最(ニ)判昭56・4・20民集35・3・656ほか

土地の賃貸借契約において、将来の賃料は賃貸借の当事者が協議して定める旨の約定がある場合において、協議を経ないでなされた賃料増額請求の意思表示無効となるか?

判決要旨

建物所有を目的とする土地の賃貸借契約において将来の賃料は、当事者が協議して定める旨の約束がされた場合でも、当事者が賃料増減の意思表示前に予め協議を経ず、また、意思表示後の協議が当事者相互の事情により進まないためさらにその尽くさなかったからといって、賃料増減の意思表示が無効となるものではない。

※上記書籍の著者 澤野順産氏のコメント

借地法12条1項強行法規とされており、また、同条は借地当事者間の公平(迅速な適正賃料額の決定)を図るために認められた立法趣旨からすれば、合理的理由もないのに賃料増額請求の意思表示をすることを制限し、その効力を否定するのは許されず、そのような内容を有する約定は、借地法12条1項に違反して無効と解すべきである。本判決は、本件約定を判決要旨のとおり解釈し、Xのした賃料増額請求は有効であることを認めたものである。借地借家法11条1項についても同様に解釈すべきであろう。

 

【参考判例】

①浴場用建物の賃貸借契約と浴場経営による営業利益の分配契約との混合契約に対し、借地法1条ノ2の適用を認めながら特別の理由を示すことなく同法7条の適用を否定するのは違法であるとした事例(最(三)判昭31・5・15民集10・5・496ほか)

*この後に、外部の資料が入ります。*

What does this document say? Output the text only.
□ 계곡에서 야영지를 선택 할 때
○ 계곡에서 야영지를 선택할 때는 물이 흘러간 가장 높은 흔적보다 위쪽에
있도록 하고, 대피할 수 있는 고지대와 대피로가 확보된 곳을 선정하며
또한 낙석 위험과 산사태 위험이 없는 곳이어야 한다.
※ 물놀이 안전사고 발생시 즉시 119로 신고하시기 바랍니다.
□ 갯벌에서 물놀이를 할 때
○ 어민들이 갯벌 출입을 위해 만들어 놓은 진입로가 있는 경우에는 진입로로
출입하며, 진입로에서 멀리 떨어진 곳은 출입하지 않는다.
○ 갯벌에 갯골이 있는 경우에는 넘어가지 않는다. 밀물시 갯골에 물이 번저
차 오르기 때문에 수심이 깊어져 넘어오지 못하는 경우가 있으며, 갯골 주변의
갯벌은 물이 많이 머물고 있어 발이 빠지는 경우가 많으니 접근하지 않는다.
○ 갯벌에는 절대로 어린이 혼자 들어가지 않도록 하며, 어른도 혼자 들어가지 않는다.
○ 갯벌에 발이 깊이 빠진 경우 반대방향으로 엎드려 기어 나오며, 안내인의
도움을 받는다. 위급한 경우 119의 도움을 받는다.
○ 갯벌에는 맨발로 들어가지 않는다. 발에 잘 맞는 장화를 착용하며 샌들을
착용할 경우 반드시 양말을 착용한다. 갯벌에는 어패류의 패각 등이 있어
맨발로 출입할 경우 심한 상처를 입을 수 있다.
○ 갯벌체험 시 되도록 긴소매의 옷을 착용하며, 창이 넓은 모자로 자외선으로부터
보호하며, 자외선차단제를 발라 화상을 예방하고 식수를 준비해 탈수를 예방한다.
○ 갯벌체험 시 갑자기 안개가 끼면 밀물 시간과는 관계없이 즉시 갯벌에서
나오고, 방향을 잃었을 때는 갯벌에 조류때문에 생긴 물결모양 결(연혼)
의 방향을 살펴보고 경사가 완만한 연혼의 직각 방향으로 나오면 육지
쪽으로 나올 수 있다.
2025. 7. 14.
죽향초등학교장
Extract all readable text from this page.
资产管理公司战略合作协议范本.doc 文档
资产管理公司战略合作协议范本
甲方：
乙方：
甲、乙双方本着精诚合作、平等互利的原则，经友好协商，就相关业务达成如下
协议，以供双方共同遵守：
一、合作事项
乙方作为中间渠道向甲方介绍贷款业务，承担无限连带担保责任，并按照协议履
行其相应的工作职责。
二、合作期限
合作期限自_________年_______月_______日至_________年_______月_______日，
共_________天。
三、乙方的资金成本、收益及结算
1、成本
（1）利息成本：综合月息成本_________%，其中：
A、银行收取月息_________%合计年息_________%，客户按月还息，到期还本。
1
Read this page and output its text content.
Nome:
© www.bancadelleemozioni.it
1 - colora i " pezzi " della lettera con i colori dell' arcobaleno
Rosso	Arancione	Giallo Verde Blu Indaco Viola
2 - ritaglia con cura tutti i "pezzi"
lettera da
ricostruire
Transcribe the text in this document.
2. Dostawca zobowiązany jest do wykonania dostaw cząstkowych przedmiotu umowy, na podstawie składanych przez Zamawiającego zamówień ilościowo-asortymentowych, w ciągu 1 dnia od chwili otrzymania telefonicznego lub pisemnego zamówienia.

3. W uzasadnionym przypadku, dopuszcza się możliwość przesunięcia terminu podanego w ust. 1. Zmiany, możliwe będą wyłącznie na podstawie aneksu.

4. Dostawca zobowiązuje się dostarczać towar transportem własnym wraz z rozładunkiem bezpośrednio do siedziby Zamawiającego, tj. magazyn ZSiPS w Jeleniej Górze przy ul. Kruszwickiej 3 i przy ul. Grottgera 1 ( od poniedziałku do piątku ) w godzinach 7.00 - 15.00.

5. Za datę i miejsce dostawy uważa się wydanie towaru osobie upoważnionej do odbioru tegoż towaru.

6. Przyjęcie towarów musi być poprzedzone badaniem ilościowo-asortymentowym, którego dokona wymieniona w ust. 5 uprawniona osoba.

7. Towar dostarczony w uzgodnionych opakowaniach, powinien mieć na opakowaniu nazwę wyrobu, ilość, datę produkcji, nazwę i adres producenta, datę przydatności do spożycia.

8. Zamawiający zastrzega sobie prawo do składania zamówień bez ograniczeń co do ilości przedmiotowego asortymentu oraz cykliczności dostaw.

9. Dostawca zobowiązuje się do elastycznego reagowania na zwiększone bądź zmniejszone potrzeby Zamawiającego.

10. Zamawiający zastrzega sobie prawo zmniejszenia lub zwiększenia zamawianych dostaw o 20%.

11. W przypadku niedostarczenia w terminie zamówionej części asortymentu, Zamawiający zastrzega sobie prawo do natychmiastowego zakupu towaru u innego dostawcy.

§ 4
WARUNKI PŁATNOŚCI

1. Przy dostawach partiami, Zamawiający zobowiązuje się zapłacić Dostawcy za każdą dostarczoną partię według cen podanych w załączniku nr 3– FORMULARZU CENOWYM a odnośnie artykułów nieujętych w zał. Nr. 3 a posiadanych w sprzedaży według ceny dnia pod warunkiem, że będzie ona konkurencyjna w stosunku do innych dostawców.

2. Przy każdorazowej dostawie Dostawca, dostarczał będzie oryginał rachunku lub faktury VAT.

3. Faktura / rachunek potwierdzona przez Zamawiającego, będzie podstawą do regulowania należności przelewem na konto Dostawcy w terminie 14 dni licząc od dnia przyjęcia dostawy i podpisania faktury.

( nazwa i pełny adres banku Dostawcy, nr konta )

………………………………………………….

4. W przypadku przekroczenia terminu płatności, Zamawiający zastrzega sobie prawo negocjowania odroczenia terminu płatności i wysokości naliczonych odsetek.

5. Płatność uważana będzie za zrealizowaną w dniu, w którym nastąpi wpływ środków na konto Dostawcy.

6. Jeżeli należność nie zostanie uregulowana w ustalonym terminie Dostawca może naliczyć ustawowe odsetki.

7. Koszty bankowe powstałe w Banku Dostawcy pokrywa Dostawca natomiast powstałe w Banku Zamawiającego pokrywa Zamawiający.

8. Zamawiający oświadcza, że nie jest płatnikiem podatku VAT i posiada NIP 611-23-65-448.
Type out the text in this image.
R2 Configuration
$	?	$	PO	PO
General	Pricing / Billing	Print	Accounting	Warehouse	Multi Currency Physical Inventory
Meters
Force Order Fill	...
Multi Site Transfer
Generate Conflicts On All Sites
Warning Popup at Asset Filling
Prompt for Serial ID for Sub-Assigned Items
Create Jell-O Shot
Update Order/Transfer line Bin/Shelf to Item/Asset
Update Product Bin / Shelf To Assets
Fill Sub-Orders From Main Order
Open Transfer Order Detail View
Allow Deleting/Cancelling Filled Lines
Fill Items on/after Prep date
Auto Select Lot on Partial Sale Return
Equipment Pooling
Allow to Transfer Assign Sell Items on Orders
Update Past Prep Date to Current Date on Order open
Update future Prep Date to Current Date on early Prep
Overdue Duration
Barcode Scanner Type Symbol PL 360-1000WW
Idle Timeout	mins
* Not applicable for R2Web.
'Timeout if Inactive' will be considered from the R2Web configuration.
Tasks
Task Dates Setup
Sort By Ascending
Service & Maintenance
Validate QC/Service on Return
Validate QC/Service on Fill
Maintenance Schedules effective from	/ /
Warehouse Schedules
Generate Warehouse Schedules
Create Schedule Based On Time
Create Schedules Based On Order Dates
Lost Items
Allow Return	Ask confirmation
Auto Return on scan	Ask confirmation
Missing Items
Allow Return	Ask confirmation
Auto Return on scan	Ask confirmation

②借地法7条の賃料減額請求は賃借人一方の申し入れにより当然にその効力を生じ、相手方の承諾を必要とせず、特別の事情がない限り賃借人のなす賃料減額交渉は即同時に賃料減額請求があったことを推認できるとした事例(大判昭7・5・28裁判例(6)民166)

③地代増額請求の意思表示をなるについては特定の方法があるわけではないので、裁判外はもちろん裁判上相手方に対し訴状その他一定の申立書又は口頭弁論において攻撃防禦の方法として行うことができる。そして一定の申立書をもってなす増額請求の意思表示は、その書面が相手方又はその訴訟代理人に送達されたときは、訴訟行為と同時に民法上法律行為の効力を生ずるとした事例(大判大6・2・10民録23・138)

※上記内容は「判例にみる借地・借家における特約の効力」(新日本法規)に基づきました。